In Honor Of...
By Marcy Mistrett, CEO
Anniversaries can be moments of celebration or they can be reminders of our losses and short-comings. The exoneration and settlement awarded to of five young men charged with rape, assault, robbery , attempted murder, and rioting in NY in 2014 juxtaposed to the tragic suicide of Kalief Browder in 2015 underscores this fact.
Today is the 4th anniversary of Kalief Browder’s death; he was 22 years young when he took his life, after spending three years on Rikers Island in New York as a teenager, two of which were spent in solitary confinement. His story moved a nation—and the state of New York fundamentally changed the way it looked at 16 & 17 year olds in their justice system.
It’s likely no coincidence of Ava DuVernay’s “When They See Us” also was released this week. It’s the 30 year anniversary since Korey, Antron, Yusef, Raymond & Kevin were arrested in the highly racialized “Central Park 5” case in 1989. It is only five years since they received their settlement from the city for such a miscarriage of justice.
In the four years since the world lost Kalief—New York has changed. While we grieve the tragic and grossly unnecessary loss of his life; it jarred the state to action. New York has:
- Closed the Adolescent Unit of Rikers’ Island and moved all the youth charged as adults to a more age-appropriate setting at the Horizons Youth Center; the city is on target to close the other 9 jails on the Island.
- The number of youth charged as adults has dropped profoundly, from nearly 500 per day in 2014, to under 75 today in New York.
- The state no longer considers every 16 & 17 year old as adults in court; the state raised the age of criminal responsibility to 18 in 2016.
- New York has ended solitary confinement of youth since 2014.
- New York has invested heavily in community based alternatives to incarceration, investing money in families and communities over prisons.

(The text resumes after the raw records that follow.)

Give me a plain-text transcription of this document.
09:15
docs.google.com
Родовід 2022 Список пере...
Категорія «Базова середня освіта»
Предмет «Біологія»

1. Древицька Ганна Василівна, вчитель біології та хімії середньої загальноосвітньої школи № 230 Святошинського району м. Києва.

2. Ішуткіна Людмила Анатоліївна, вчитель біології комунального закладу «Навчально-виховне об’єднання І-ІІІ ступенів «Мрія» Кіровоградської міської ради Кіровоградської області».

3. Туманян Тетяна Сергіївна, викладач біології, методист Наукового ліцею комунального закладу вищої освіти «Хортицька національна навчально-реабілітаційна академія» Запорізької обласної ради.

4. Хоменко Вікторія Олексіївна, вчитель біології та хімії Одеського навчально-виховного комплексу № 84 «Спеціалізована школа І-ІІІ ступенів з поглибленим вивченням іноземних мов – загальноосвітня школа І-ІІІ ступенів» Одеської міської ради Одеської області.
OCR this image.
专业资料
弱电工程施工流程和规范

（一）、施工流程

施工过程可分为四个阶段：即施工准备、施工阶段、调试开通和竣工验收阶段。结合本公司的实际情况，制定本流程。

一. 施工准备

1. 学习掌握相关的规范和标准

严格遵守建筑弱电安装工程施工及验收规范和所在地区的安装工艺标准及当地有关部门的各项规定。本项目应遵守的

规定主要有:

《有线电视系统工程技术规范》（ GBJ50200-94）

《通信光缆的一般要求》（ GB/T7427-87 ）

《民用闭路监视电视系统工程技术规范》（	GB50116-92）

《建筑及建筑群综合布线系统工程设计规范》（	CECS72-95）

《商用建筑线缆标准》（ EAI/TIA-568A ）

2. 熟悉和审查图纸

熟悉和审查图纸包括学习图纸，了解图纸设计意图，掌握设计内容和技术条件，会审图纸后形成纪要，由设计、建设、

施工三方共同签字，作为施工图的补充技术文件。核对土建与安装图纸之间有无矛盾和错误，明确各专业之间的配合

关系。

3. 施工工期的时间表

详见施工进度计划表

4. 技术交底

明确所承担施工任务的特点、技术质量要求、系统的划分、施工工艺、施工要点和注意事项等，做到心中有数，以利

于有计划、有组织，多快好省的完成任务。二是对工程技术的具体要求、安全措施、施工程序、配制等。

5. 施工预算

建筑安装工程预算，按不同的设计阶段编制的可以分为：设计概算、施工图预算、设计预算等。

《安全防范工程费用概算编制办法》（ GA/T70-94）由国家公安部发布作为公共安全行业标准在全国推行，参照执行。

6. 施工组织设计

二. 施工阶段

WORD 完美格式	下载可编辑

- Crime rates continue to drop.
Five years ago this month, Korey, Antron, Yusef, Raymond and Kevin, after 11 years of pending lawsuits were finally awarded a $41million dollar settlement for their wrongful convictions in the case of the Central Park Jogger; a case that launched some of the most punitive responses to young people in our country’s history. The settlement was 25 years too late; but it did attempt to right the gross wrongs perpetrated against these men when they were children.
The case of the “Central Park Five” reminds us that, thirty years later, our children are still extremely vulnerable to experience false accusations leading them to long, mandatory sentences:
- Our justice system today is still extremely racialized, with nearly 80% of youth charged as adults being youth of color;
- District Attorneys yield incredible power—in 12 states and Washington D.C., prosecutors can decide which court (juvenile or criminal) to charge youth; there are still more than 75,000 youth/year charged as adults in this country and nearly 5000 children sleep in adult jails and prisons every night;
- That police behavior hasn’t changed in 30 years. Children (of color) are still interrogated, threatened, incarcerated, and mistreated by law enforcement across the country. Just last week the FOP in Baltimore referred to children as “criminals” and told Baltimore police “don't fall into the trap that they are only kids”;
- The media is still perpetuating fear about children of color—whether immigrants or adolescent citizens; and the U.S. population considers youth of color to be 4 years older, and therefore more culpable than white children.
So today, we call on all of us, to take a minute of silence. To remember the children who sleep in adult jails and prisons every night across the country. To celebrate those who have come home after years of claiming their innocence. To grieve those who couldn’t take the stress and took their own lives. And to deliver hope to those who remain behind bars because our reforms haven’t reached them yet. Today, we await your anniversaries of tomorrow.